Plente de fievre et de jaunisse,

Et si aient la chade-pisse”

Now, the opuscle, from which these verses are derived, was reprinted in 1833 by Francisque Michel, and is contemporaneous with the manuscripts of the thirteenth century, analyzed by M. Littre in a note on syphilis,[31] where our erudite author says: “At this epoch the venereal diseases had an analogous form to those we observe to-day.”

This document dates back 200 years before the discovery of America, and is duly authenticated by the testimony of Guillaume Saliceti, a physician and Italian priest of the thirteenth century. “When a man has received a corruption of the penis, after having cohabited with an obscene woman or for other cause, there comes a tumor in the groin.”[32] And some years after Lanfranc, a student of Salicetis, wrote, in his turn, in his Parva Cyrurgia, that “buboes appear following ulcers on the penis.” His description of chancres and other venereal accidents is very remarkable.

Another writer of the thirteenth century, Michel Scott, a Scotch physician, alchemist, and philosopher, who lived in France and Germany for many years, says in one of his numerous works:[33] “Women become livid and have discharges. If a woman is in such a condition and a man cohabit with her his penis is easily diseased, as we often see in adolescents who, ignorant of this fact, often contract a sore organ or are attacked by leprosy. It is also well to know that if a discharge exist at the epoch of conception, the fetus is more or less diseased, and in this case a man must abstain from all connection, and the woman should resist sexual advances, if she have foresight.”

This passage leaves no possible doubt as to the existence of blenorrhagia with the discharge and as to the presence of an hereditary syphilitic diathesis, for if the author gives the last-mentioned the name of leprosy it is only for the reason that at this period no positive term was in use to designate venereal diseases,[34] which were confounded with leprosy, with or without reason, the former only being, perhaps, a transformation of the latter.

About a century later, that is to say, on August 8th, 1347, Queen Jeanne of Naples, Countess of Provence, sent to Avignon the statutes relating to the establishment of houses of prostitution in that city.
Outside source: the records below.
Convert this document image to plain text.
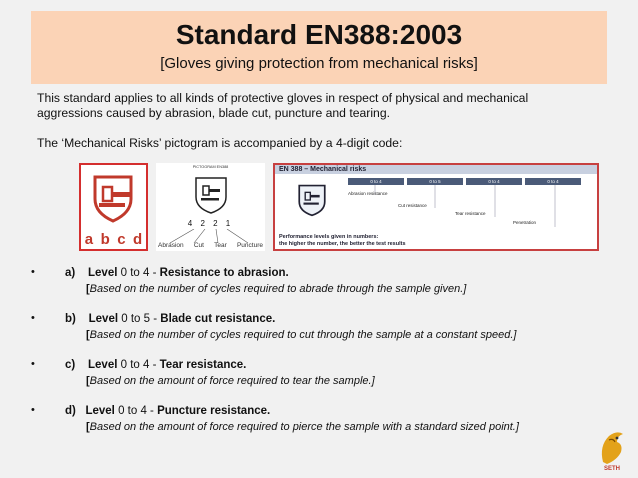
Standard EN388:2003
[Gloves giving protection from mechanical risks]
This standard applies to all kinds of protective gloves in respect of physical and mechanical aggressions caused by abrasion, blade cut, puncture and tearing.
The ‘Mechanical Risks’ pictogram is accompanied by a 4-digit code:
a b c d
PICTOGRAM EN388
4 2 2 1
Abrasion Cut Tear Puncture
EN 388 – Mechanical risks
0 to 4	0 to 5	0 to 4	0 to 4
Abrasion resistance
Cut resistance
Tear resistance
Penetration
Performance levels given in numbers:
the higher the number, the better the test results
•	a) Level 0 to 4 - Resistance to abrasion.
[Based on the number of cycles required to abrade through the sample given.]
•	b) Level 0 to 5 - Blade cut resistance.
[Based on the number of cycles required to cut through the sample at a constant speed.]
•	c) Level 0 to 4 - Tear resistance.
[Based on the amount of force required to tear the sample.]
•	d) Level 0 to 4 - Puncture resistance.
[Based on the amount of force required to pierce the sample with a standard sized point.]
SETH
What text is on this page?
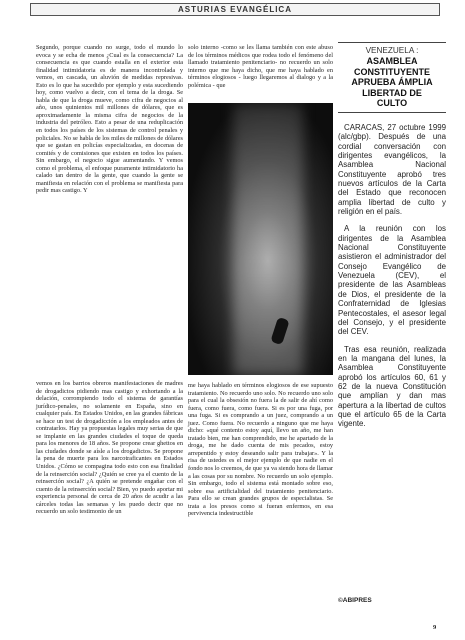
ASTURIAS EVANGÉLICA

Segundo, porque cuando no surge, todo el mundo lo evoca y se echa de menos ¿Cual es la consecuencia? La consecuencia es que cuando estalla en el exterior esta finalidad intimidatoria es de manera incontrolada y vemos, en cascada, un aluvión de medidas represivas. Esto es lo que ha sucedido por ejemplo y esta sucediendo hoy, como vuelvo a decir, con el tema de la droga. Se habla de que la droga mueve, como cifra de negocios al año, unos quinientos mil millones de dólares, que es aproximadamente la misma cifra de negocios de la industria del petróleo. Esto a pesar de una reduplicación en todos los países de los sistemas de control penales y policiales. No se habla de los miles de millones de dólares que se gastan en policías especializadas, en docenas de comités y de comisiones que existen en todos los países. Sin embargo, el negocio sigue aumentando. Y vemos como el problema, el enfoque puramente intimidatorio ha calado tan dentro de la gente, que cuando la gente se manifiesta en relación con el problema se manifiesta para pedir mas castigo. Y

vemos en los barrios obreros manifestaciones de madres de drogadictos pidiendo mas castigo y exhortando a la delación, corrompiendo todo el sistema de garantías jurídico-penales, no solamente en España, sino en cualquier país. En Estados Unidos, en las grandes fábricas se hace un test de drogadicción a los empleados antes de contratarlos. Hay ya propuestas legales muy serias de que se implante en las grandes ciudades el toque de queda para los menores de 18 años. Se propone crear ghettos en las ciudades donde se aísle a los drogadictos. Se propone la pena de muerte para los narcotraficantes en Estados Unidos. ¿Cómo se compagina todo esto con esa finalidad de la reinserción social? ¿Quién se cree ya el cuento de la reinserción social? ¿A quién se pretende engañar con el cuento de la reinserción social? Bien, yo puedo aportar mi experiencia personal de cerca de 20 años de acudir a las cárceles todas las semanas y les puedo decir que no recuerdo un solo testimonio de un

solo interno -como se les llama también con este abuso de los términos médicos que rodea todo el fenómeno del llamado tratamiento penitenciario- no recuerdo un solo interno que me haya dicho, que me haya hablado en términos elogiosos - luego llegaremos al dialogo y a la polémica - que

me haya hablado en términos elogiosos de ese supuesto tratamiento. No recuerdo uno solo. No recuerdo uno solo para el cual la obsesión no fuera la de salir de ahí como fuera, como fuera, como fuera. Si es por una fuga, por una fuga. Si es comprando a un juez, comprando a un juez. Como fuera. No recuerdo a ninguno que me haya dicho: «qué contento estoy aquí, llevo un año, me han tratado bien, me han comprendido, me he apartado de la droga, me he dado cuenta de mis pecados, estoy arrepentido y estoy deseando salir para trabajar». Y la risa de ustedes es el mejor ejemplo de que nadie en el fondo nos lo creemos, de que ya va siendo hora de llamar a las cosas por su nombre. No recuerdo un solo ejemplo. Sin embargo, todo el sistema está montado sobre eso, sobre esa artificialidad del tratamiento penitenciario. Para ello se crean grandes grupos de especialistas. Se trata a los presos como si fueran enfermos, en esa pervivencia indestructible

VENEZUELA :
ASAMBLEA
CONSTITUYENTE
APRUEBA ÁMPLIA
LIBERTAD DE
CULTO

CARACAS, 27 octubre 1999 (alc/gbp). Después de una cordial conversación con dirigentes evangélicos, la Asamblea Nacional Constituyente aprobó tres nuevos artículos de la Carta del Estado que reconocen amplia libertad de culto y religión en el país.

A la reunión con los dirigentes de la Asamblea Nacional Constituyente asistieron el administrador del Consejo Evangélico de Venezuela (CEV), el presidente de las Asambleas de Dios, el presidente de la Confraternidad de Iglesias Pentecostales, el asesor legal del Consejo, y el presidente del CEV.

Tras esa reunión, realizada en la mangana del lunes, la Asamblea Constituyente aprobó los artículos 60, 61 y 62 de la nueva Constitución que amplían y dan mas apertura a la libertad de cultos que el artículo 65 de la Carta vigente.

©ABIPRES
9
Article IV. of this law regulated police measures in the following terms: “The Queen ordains that every Saturday the bailiff and a barber deputed by the Councilmen shall visit every debauched girl in the place, and if they find any one who has the disease arising from venery, that such a one may be separated from the other girls and lodged apart, to the end that no one may have commerce with her, and that the young may thus avoid contracting disease.”[35]

These statutes were first made known by Astruc,[36] and have been inserted without reserve by Grisolle in his Traite de Pathologie Interne; also by Cazenave in his Traite des Syphilides; but Jules Courtet, and after him Rabutaux and Anglada, have considered these documents as somewhat apocryphal.

We shall not stop to discuss the authenticity of these documents; they have characteristics that make their genuineness almost indisputable. Besides, we can quote other authors against whom no arguments can be used; for instance, we will cite John of Gaddesen, a physician of the English Court, who affirmed that sexual connection with a leprous woman produced ulcers of the penis;[37] besides, his compatriot Gilbert, who described in his Compendium Medicinal, in the year 1300, the treatment of gonorrhœa and chancre so common after the Crusades; or Gui du Chauliac, who in 1360 noticed “the ulcers born of commerce with a tainted woman, impure and chancrous (ex coitu cum fœtida vel immunda vel cancrosa muliere).”[38] Again, note Torella, of Italy, who considered pox as a contagious malady which had existed from times of antiquity, and which had made its appearance at different epochs, but of which the symptoms, poorly understood by medical men, prevented isolation and its proper pathological identity.[39]

We need not reproduce the text of all the French and especially the Italian doctors, who established the identity of venereal diseases before the year 1494—such writers as Montagnana, Petrus Pintor, Nicolas Leonicenus, Joseph Grunpeck, etc. As to these works, they have all been mentioned by Fracastor, in his celebrated Treatise on Contagious Diseases (de morbis contagiosis), a work at once a fine poem, whose Latinity is perfect and a monograph of true scientific exactitude.